The conditions surrounding the failed test are strange. Before and after the UFC 183 fight, samples from Diaz were tested by the Sports Medicine Research and Testing Laboratory (SMRTL). This lab found Diaz to be below the 150ng/mL carboxy THC* limit established by the World Anti-Doping Agency (WADA), a limit adopted two years ago by NSAC to match Olympic standards and catch only those competitors who have recently consumed marijuana. SMRTL is accredited by WADA and located in Salt Lake City.
But a third test, between the pre- and post-fight SMRTL tests, was administered by Quest Diagnostics, the nation’s leading workplace drug testing corporation. That’s the test Diaz failed, which his lawyers find quite suspicious, according to ESPN:
A box titled “observed” was left unmarked by the collector, which means Diaz might have provided the sample unsupervised. He also pointed out Diaz’s name appeared on the sample. Labs are not supposed to be able to identify whom samples belong to.
Furthermore, Middlebrook argued the failed test was such an outlier when compared with the other two that it had to be unreliable. According to the Quest test, Diaz registered a marijuana metabolites level nearly five times the allowable limit. In the SMRTL tests, however, his levels were well below that allowable threshold.
So, somehow, before the fight Diaz tests at “well below” 150ng, then tests at almost 750ng, then gets in a fight, then tests at “well below” 150ng? (MMA Junkie reports the second test was “in excess of 300 ng/mL, or double the NSAC’s allowed amount of 150 ng/mL.”)
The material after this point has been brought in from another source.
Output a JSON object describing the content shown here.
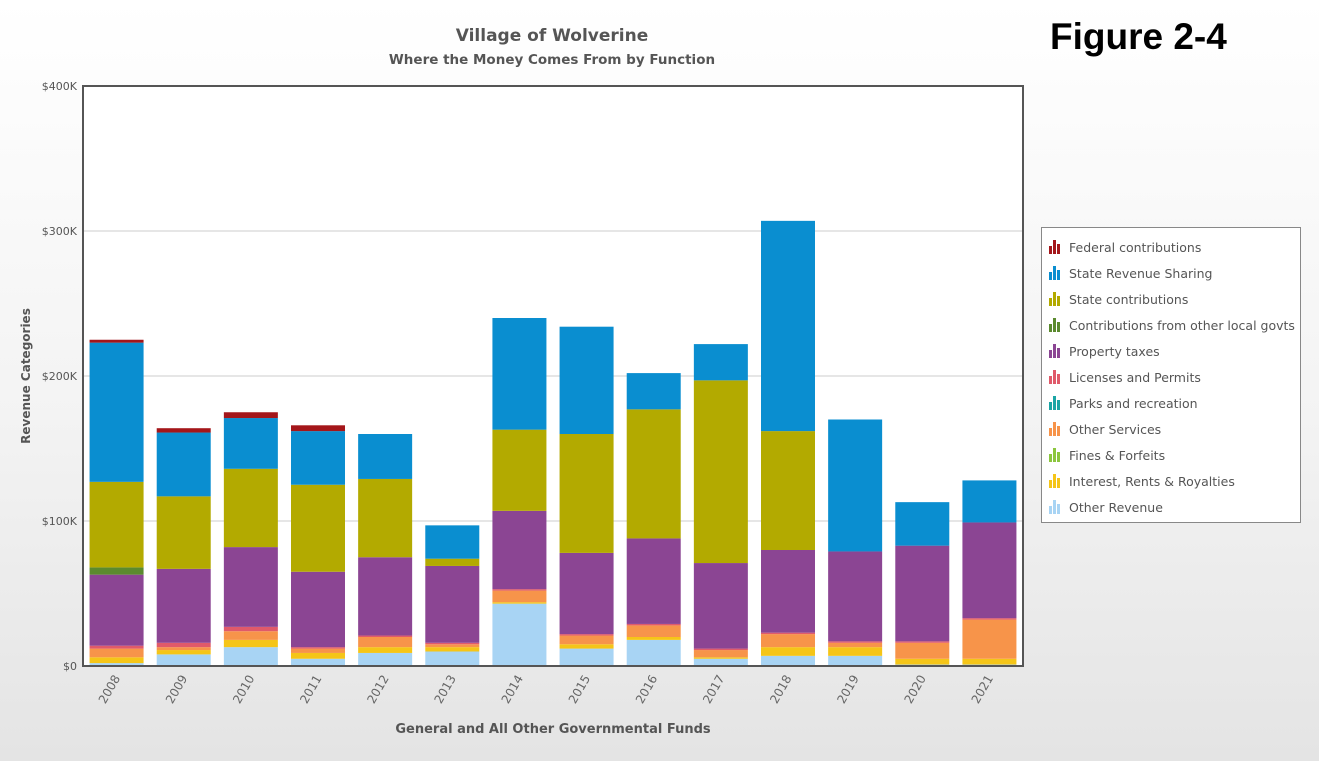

Diaz also reportedly was having trouble submitting a clean specimen in the process of getting licensed for the fight. Diaz’s manager, Lloyd Pierson, allegedly inquired about a therapeutic-use exemption – a waiver sometimes given for medical use of certain pharmaceuticals that will trigger a positive urine screen result for banned substances – for Diaz’s medical use of marijuana.
Athletic commissions have been reticent to offer such exemptions for medical marijuana, even in states like Nevada where it is legal. The commissioners often cite the illegality of marijuana under federal law.
The Nevada State Athletic Commission voted unanimously to end Nick Diaz’s Nevada fight career over medical marijuana. But that didn’t stop commissioner Anthony Marnell III from being a 71 percent owner in a limited liability corporation applying to own and operate a medical marijuana dispensary in Clark County.
Apparently, it is forbidden for fighters in Nevada to benefit medically from marijuana, but the commissioners who ban fighters for marijuana can benefit financially from it.
* Carboxy THC = THC-COOH = inactive marijuana metabolite and should not be confused with the 5ng/mL active THC limit established for impaired driving in Washington and Colorado.